Amrita-CEN-Senti-DB:Twitter Dataset for Sentimental Analysis and Application of Classical Machine Learning and Deep Learning
Preprints are manuscripts made publicly available before they have been submitted for formal peer review and publication. They might contain new research findings or data. Preprints can be a draft or final version of an author's research but must not have been accepted for publication at the time of submission.

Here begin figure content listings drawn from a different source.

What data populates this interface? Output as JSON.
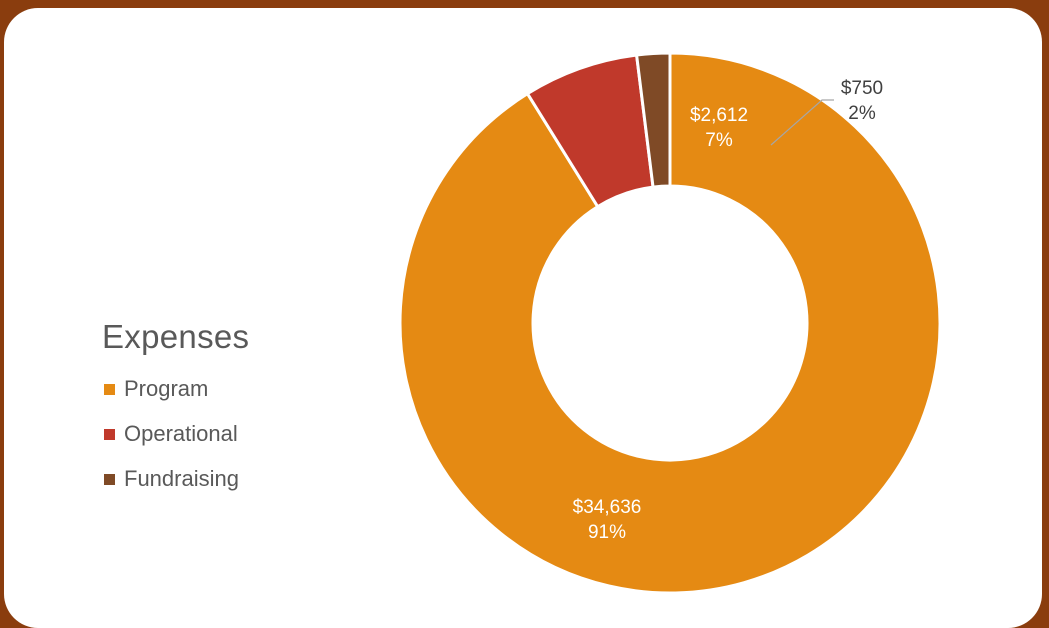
{
  "chart_data": {
    "type": "pie",
    "variant": "donut",
    "title": "Expenses",
    "categories": [
      "Program",
      "Operational",
      "Fundraising"
    ],
    "values": [
      34636,
      2612,
      750
    ],
    "value_labels": [
      "$34,636",
      "$2,612",
      "$750"
    ],
    "percent_labels": [
      "91%",
      "7%",
      "2%"
    ],
    "colors": [
      "#e58a13",
      "#c0392b",
      "#7f4a26"
    ],
    "legend_position": "left"
  }
}
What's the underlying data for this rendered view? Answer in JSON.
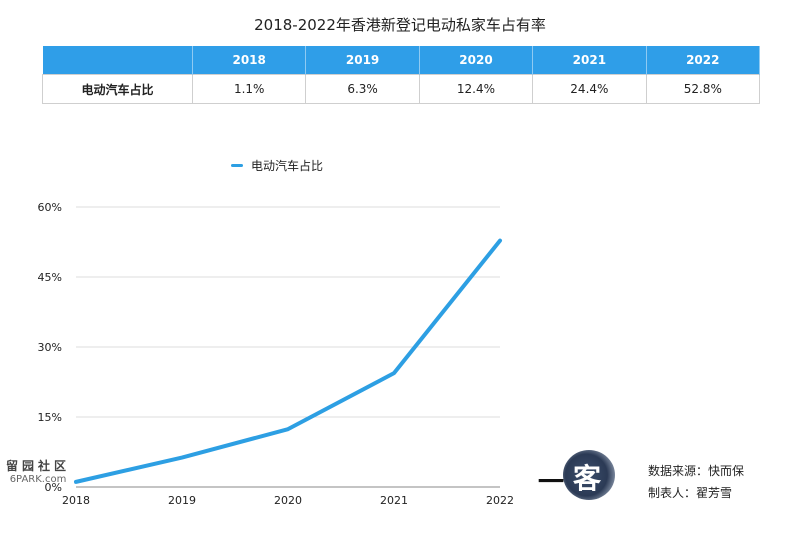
{
  "title": "2018-2022年香港新登记电动私家车占有率",
  "table": {
    "headers": [
      "",
      "2018",
      "2019",
      "2020",
      "2021",
      "2022"
    ],
    "row_label": "电动汽车占比",
    "values": [
      "1.1%",
      "6.3%",
      "12.4%",
      "24.4%",
      "52.8%"
    ]
  },
  "chart_data": {
    "type": "line",
    "categories": [
      "2018",
      "2019",
      "2020",
      "2021",
      "2022"
    ],
    "series": [
      {
        "name": "电动汽车占比",
        "values": [
          1.1,
          6.3,
          12.4,
          24.4,
          52.8
        ]
      }
    ],
    "yticks": [
      "0%",
      "15%",
      "30%",
      "45%",
      "60%"
    ],
    "ylim": [
      0,
      60
    ],
    "grid": true,
    "legend": "top-left",
    "color": "#2d9fe3"
  },
  "watermark": {
    "cn": "留园社区",
    "en": "6PARK.com"
  },
  "logo": {
    "char1": "一",
    "char2": "客"
  },
  "credits": {
    "source": "数据来源：快而保",
    "author": "制表人：翟芳雪"
  }
}
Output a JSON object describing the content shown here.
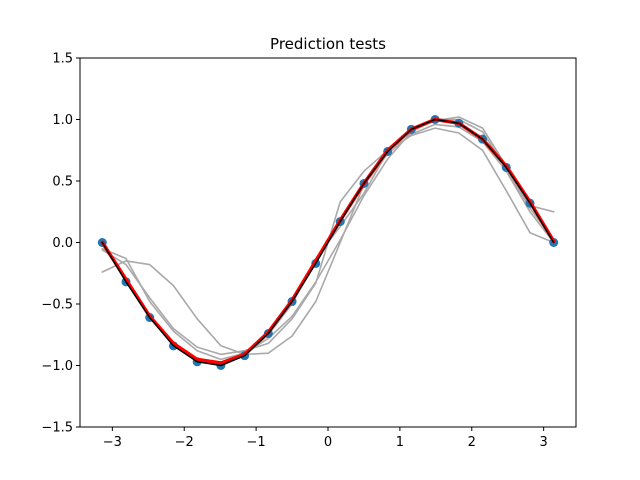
{
  "chart_data": {
    "type": "line",
    "title": "Prediction tests",
    "xlabel": "",
    "ylabel": "",
    "xlim": [
      -3.45,
      3.45
    ],
    "ylim": [
      -1.5,
      1.5
    ],
    "x_ticks": [
      -3,
      -2,
      -1,
      0,
      1,
      2,
      3
    ],
    "x_tick_labels": [
      "−3",
      "−2",
      "−1",
      "0",
      "1",
      "2",
      "3"
    ],
    "y_ticks": [
      -1.5,
      -1.0,
      -0.5,
      0.0,
      0.5,
      1.0,
      1.5
    ],
    "y_tick_labels": [
      "−1.5",
      "−1.0",
      "−0.5",
      "0.0",
      "0.5",
      "1.0",
      "1.5"
    ],
    "grid": false,
    "colors": {
      "points": "#1f77b4",
      "prediction": "#ff0000",
      "truth": "#000000",
      "tests": "#a9a9a9"
    },
    "series": [
      {
        "style": "gray-line",
        "x": [
          -3.14,
          -2.81,
          -2.48,
          -2.15,
          -1.82,
          -1.49,
          -1.16,
          -0.83,
          -0.5,
          -0.17,
          0.17,
          0.5,
          0.83,
          1.16,
          1.49,
          1.82,
          2.15,
          2.48,
          2.81,
          3.14
        ],
        "values": [
          -0.24,
          -0.15,
          -0.18,
          -0.35,
          -0.62,
          -0.84,
          -0.91,
          -0.9,
          -0.76,
          -0.48,
          0.0,
          0.47,
          0.72,
          0.88,
          0.96,
          0.94,
          0.82,
          0.58,
          0.25,
          0.0
        ]
      },
      {
        "style": "gray-line",
        "x": [
          -3.14,
          -2.81,
          -2.48,
          -2.15,
          -1.82,
          -1.49,
          -1.16,
          -0.83,
          -0.5,
          -0.17,
          0.17,
          0.5,
          0.83,
          1.16,
          1.49,
          1.82,
          2.15,
          2.48,
          2.81,
          3.14
        ],
        "values": [
          -0.05,
          -0.13,
          -0.48,
          -0.72,
          -0.88,
          -0.95,
          -0.9,
          -0.78,
          -0.6,
          -0.32,
          0.02,
          0.38,
          0.68,
          0.9,
          1.0,
          1.0,
          0.9,
          0.6,
          0.28,
          0.02
        ]
      },
      {
        "style": "gray-line",
        "x": [
          -3.14,
          -2.81,
          -2.48,
          -2.15,
          -1.82,
          -1.49,
          -1.16,
          -0.83,
          -0.5,
          -0.17,
          0.17,
          0.5,
          0.83,
          1.16,
          1.49,
          1.82,
          2.15,
          2.48,
          2.81,
          3.14
        ],
        "values": [
          -0.06,
          -0.18,
          -0.45,
          -0.7,
          -0.85,
          -0.91,
          -0.88,
          -0.82,
          -0.62,
          -0.33,
          0.33,
          0.58,
          0.75,
          0.87,
          0.93,
          0.89,
          0.75,
          0.42,
          0.08,
          0.0
        ]
      },
      {
        "style": "gray-line",
        "x": [
          -3.14,
          -2.81,
          -2.48,
          -2.15,
          -1.82,
          -1.49,
          -1.16,
          -0.83,
          -0.5,
          -0.17,
          0.17,
          0.5,
          0.83,
          1.16,
          1.49,
          1.82,
          2.15,
          2.48,
          2.81,
          3.14
        ],
        "values": [
          0.02,
          -0.3,
          -0.6,
          -0.84,
          -0.96,
          -0.99,
          -0.92,
          -0.75,
          -0.5,
          -0.13,
          0.13,
          0.4,
          0.74,
          0.92,
          0.99,
          1.02,
          0.93,
          0.62,
          0.3,
          0.25
        ]
      },
      {
        "style": "prediction",
        "x": [
          -3.14,
          -2.81,
          -2.48,
          -2.15,
          -1.82,
          -1.49,
          -1.16,
          -0.83,
          -0.5,
          -0.17,
          0.17,
          0.5,
          0.83,
          1.16,
          1.49,
          1.82,
          2.15,
          2.48,
          2.81,
          3.14
        ],
        "values": [
          0.0,
          -0.3,
          -0.6,
          -0.82,
          -0.95,
          -0.98,
          -0.91,
          -0.73,
          -0.47,
          -0.15,
          0.18,
          0.48,
          0.75,
          0.92,
          1.0,
          0.97,
          0.84,
          0.62,
          0.33,
          0.01
        ]
      },
      {
        "style": "truth",
        "x": [
          -3.14,
          -2.81,
          -2.48,
          -2.15,
          -1.82,
          -1.49,
          -1.16,
          -0.83,
          -0.5,
          -0.17,
          0.17,
          0.5,
          0.83,
          1.16,
          1.49,
          1.82,
          2.15,
          2.48,
          2.81,
          3.14
        ],
        "values": [
          0.0,
          -0.32,
          -0.61,
          -0.84,
          -0.97,
          -1.0,
          -0.92,
          -0.74,
          -0.48,
          -0.17,
          0.17,
          0.48,
          0.74,
          0.92,
          1.0,
          0.97,
          0.84,
          0.61,
          0.32,
          0.0
        ]
      }
    ],
    "points": {
      "x": [
        -3.14,
        -2.81,
        -2.48,
        -2.15,
        -1.82,
        -1.49,
        -1.16,
        -0.83,
        -0.5,
        -0.17,
        0.17,
        0.5,
        0.83,
        1.16,
        1.49,
        1.82,
        2.15,
        2.48,
        2.81,
        3.14
      ],
      "y": [
        0.0,
        -0.32,
        -0.61,
        -0.84,
        -0.97,
        -1.0,
        -0.92,
        -0.74,
        -0.48,
        -0.17,
        0.17,
        0.48,
        0.74,
        0.92,
        1.0,
        0.97,
        0.84,
        0.61,
        0.32,
        0.0
      ]
    }
  }
}
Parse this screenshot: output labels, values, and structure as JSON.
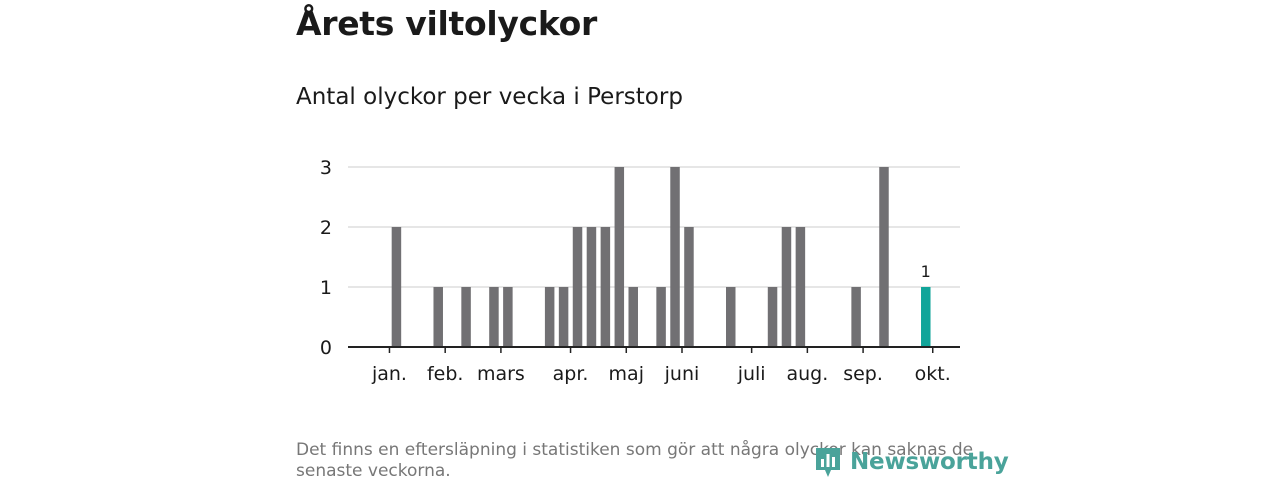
{
  "header": {
    "title": "Årets viltolyckor",
    "subtitle": "Antal olyckor per vecka i Perstorp"
  },
  "chart_data": {
    "type": "bar",
    "ylim": [
      0,
      3
    ],
    "yticks": [
      0,
      1,
      2,
      3
    ],
    "x_unit": "week",
    "x_range": [
      1,
      42
    ],
    "month_ticks": [
      {
        "label": "jan.",
        "week": 1.5
      },
      {
        "label": "feb.",
        "week": 5.5
      },
      {
        "label": "mars",
        "week": 9.5
      },
      {
        "label": "apr.",
        "week": 14.5
      },
      {
        "label": "maj",
        "week": 18.5
      },
      {
        "label": "juni",
        "week": 22.5
      },
      {
        "label": "juli",
        "week": 27.5
      },
      {
        "label": "aug.",
        "week": 31.5
      },
      {
        "label": "sep.",
        "week": 35.5
      },
      {
        "label": "okt.",
        "week": 40.5
      }
    ],
    "series": [
      {
        "weeks": [
          2,
          5,
          7,
          9,
          10,
          13,
          14,
          15,
          16,
          17,
          18,
          19,
          21,
          22,
          23,
          26,
          29,
          30,
          31,
          35,
          37,
          40
        ],
        "values": [
          2,
          1,
          1,
          1,
          1,
          1,
          1,
          2,
          2,
          2,
          3,
          1,
          1,
          3,
          2,
          1,
          1,
          2,
          2,
          1,
          3,
          1
        ]
      }
    ],
    "highlight": {
      "week": 40,
      "value": 1,
      "label": "1"
    },
    "grid": true,
    "colors": {
      "bar": "#717073",
      "highlight": "#11a59a",
      "grid": "#dddddd",
      "axis": "#222222"
    }
  },
  "footer": {
    "note": "Det finns en eftersläpning i statistiken som gör att några olyckor kan saknas de senaste veckorna.",
    "logo_text": "Newsworthy",
    "logo_icon": "newsworthy-logo-icon"
  }
}
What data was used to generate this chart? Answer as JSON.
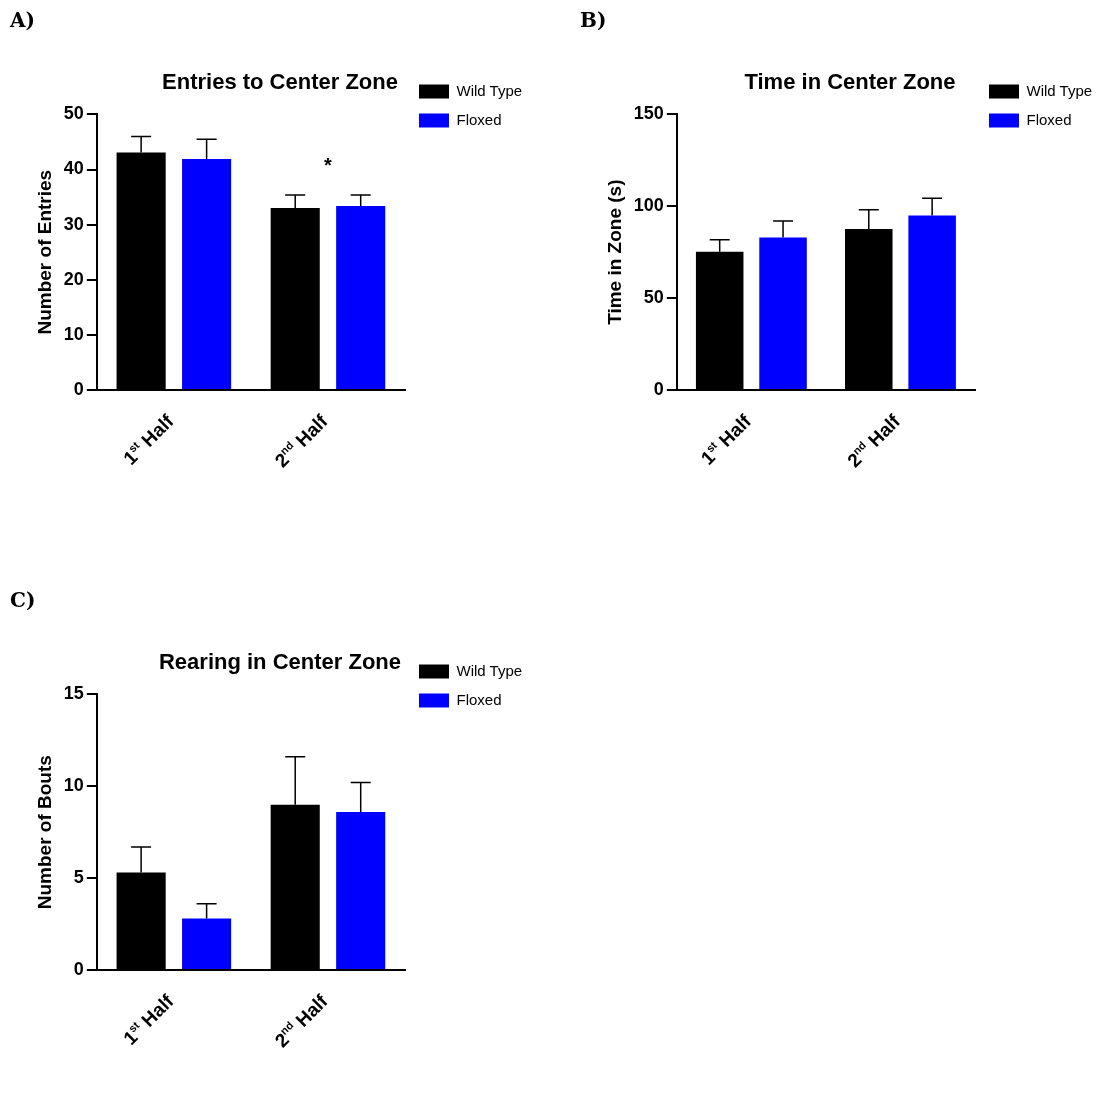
{
  "chart_data": [
    {
      "type": "bar",
      "title": "Entries to Center Zone",
      "ylabel": "Number of Entries",
      "categories": [
        "1$^{st}$ Half",
        "2$^{nd}$ Half"
      ],
      "series": [
        {
          "name": "Wild Type",
          "color": "#000000",
          "values": [
            43.1,
            33.0
          ],
          "errors": [
            2.9,
            2.4
          ]
        },
        {
          "name": "Floxed",
          "color": "#0000ff",
          "values": [
            41.9,
            33.4
          ],
          "errors": [
            3.6,
            2.0
          ]
        }
      ],
      "ylim": [
        0,
        50
      ],
      "yticks": [
        0,
        10,
        20,
        30,
        40,
        50
      ],
      "grid": false,
      "legend": "right",
      "annotations": [
        "A)",
        "*"
      ]
    },
    {
      "type": "bar",
      "title": "Time in Center Zone",
      "ylabel": "Time in Zone (s)",
      "categories": [
        "1$^{st}$ Half",
        "2$^{nd}$ Half"
      ],
      "series": [
        {
          "name": "Wild Type",
          "color": "#000000",
          "values": [
            75.2,
            87.6
          ],
          "errors": [
            6.6,
            10.5
          ]
        },
        {
          "name": "Floxed",
          "color": "#0000ff",
          "values": [
            83.0,
            95.0
          ],
          "errors": [
            9.0,
            9.3
          ]
        }
      ],
      "ylim": [
        0,
        150
      ],
      "yticks": [
        0,
        50,
        100,
        150
      ],
      "grid": false,
      "legend": "right",
      "annotations": [
        "B)"
      ]
    },
    {
      "type": "bar",
      "title": "Rearing in Center Zone",
      "ylabel": "Number of Bouts",
      "categories": [
        "1$^{st}$ Half",
        "2$^{nd}$ Half"
      ],
      "series": [
        {
          "name": "Wild Type",
          "color": "#000000",
          "values": [
            5.3,
            9.0
          ],
          "errors": [
            1.4,
            2.6
          ]
        },
        {
          "name": "Floxed",
          "color": "#0000ff",
          "values": [
            2.8,
            8.6
          ],
          "errors": [
            0.8,
            1.6
          ]
        }
      ],
      "ylim": [
        0,
        15
      ],
      "yticks": [
        0,
        5,
        10,
        15
      ],
      "grid": false,
      "legend": "right",
      "annotations": [
        "C)"
      ]
    }
  ]
}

Social media is a platform in which tons and tons of text are generated each and every day. The data is so large that cannot be easily understood, so this has paved a path to a new field in the information technology which is natural language processing. In this paper, the text data which is used for the classification is tweets that determines the state of the person according of the sentiments which is positive, negative and neutral. Emotions are the way of expression of the person’s feelings which has a high influence on the decision making tasks. Here we have proposed the text representation, Term Frequency Inverse Document Frequency (tfidf), Keras embedding along with the machine learning and deep learning algorithms for the purpose of the classification of the sentiments, out of which Logistics Regression machine learning based methods out performs well when the features is taken in the limited amount as the features increases Support Vector Machine (SVM) which is also one of the machine learning algorithm out performs well making a benchmark accuracy for this dataset as the 75.8%. For the research purpose the dataset has been made publically available.